Марк еще раз кивнул и пошел к стойке с приправами, а Бабблз остался у двери с вежливым видом, но ненадолго.

– Пупсик! – крикнул Клэм и собака, услышав его добрый голос, в три прыжка очутилась под прилавком у кассы. – Для тебя моллюсков нет, зато чудесный, почти королевский огрызок ветчины у меня всегда есть…

Жопка ветчины была заключена в фиолетовую упаковку. Продавец одним движением выдавил из нее кусок мяса индейки, порвал на две ровных части и дал Бабблзу. Песик не верил своему счастью (впрочем, как и каждый раз, когда продавец его подкармливал), его глазки округлились и почти вылезли из орбит. Он жадно, но с упоением поедал угощение.
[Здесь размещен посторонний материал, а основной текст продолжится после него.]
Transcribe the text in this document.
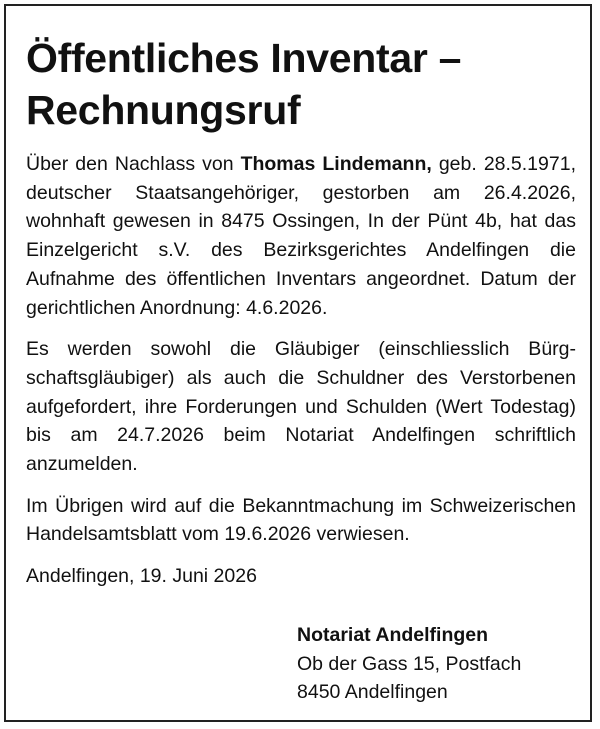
Öffentliches Inventar –
Rechnungsruf

Über den Nachlass von Thomas Lindemann, geb. 28.5.1971, deutscher Staatsangehöriger, gestorben am 26.4.2026, wohnhaft gewesen in 8475 Ossingen, In der Pünt 4b, hat das Einzelgericht s.V. des Bezirksgerichtes Andelfingen die Aufnahme des öffentlichen Inventars angeordnet. Datum der gerichtlichen Anordnung: 4.6.2026.

Es werden sowohl die Gläubiger (einschliesslich Bürgschaftsgläubiger) als auch die Schuldner des Verstorbenen aufgefordert, ihre Forderungen und Schulden (Wert Todestag) bis am 24.7.2026 beim Notariat Andelfingen schriftlich anzumelden.

Im Übrigen wird auf die Bekanntmachung im Schweizerischen Handelsamtsblatt vom 19.6.2026 verwiesen.

Andelfingen, 19. Juni 2026

Notariat Andelfingen
Ob der Gass 15, Postfach
8450 Andelfingen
В магазине было гораздо теплее, чем на улице. Посетители снимали с себя шапки и шарфы, будто приходя на прием ко врачу, и кидали их на батарею у входа. Многие так и уходили без своих вещей, что категорически не нравилось уборщицам. Клэм заставлял их фотографировать забытое, и вывешивать фотографии в папку «Вы забыли!», которая находилась прямо у главной двери. Но поскольку магазин находился прямо на перекрестке, подавляющее количество покупателей забредали в него случайно, а значит и найти хозяина какой-нибудь кожаной перчатки фирмы Marks & Spencer было невозможно. «Чистая совесть лучше грязных рук», – мотивировал уборщиц Клэм.

Выбор в магазе был широк – директор давал добро на закупку заграничных продуктов. Были здесь турецкие печенья Ulker, сладкие, но с добавлением кристалликов соли; много корейской и японской лапши, весьма острых вариаций; целый отдел морских гадов, половина из которых действительно приезжала из-за границы, а половина выращивалась искусственно в предназначенных для этого озерах на юге страны; мешанина конфет, мармелада и вафель, продававшихся россыпью; и то, ради чего все горожане заскакивали сюда, а туристы хвалили местечко в гугле – джамбалайя по секретному рецепту, 250 грамм в пластиковой таре за 6 зеленых. Секрет был прост – луизианский “плов” закупали в замороженном виде в городе Шривпорт, где преподаватели пары кулинарных техникумов любили поглядеть, как Гордоны Рамзи местного разлива справятся с национальным рецептом. И поскольку экзамены в четвертях там шли каждые два месяца, проблем с поставками не было. Конечно, сыграло на руку и каджунское происхождение директора, но о нем не знал никто из сотрудников, включая Клэма.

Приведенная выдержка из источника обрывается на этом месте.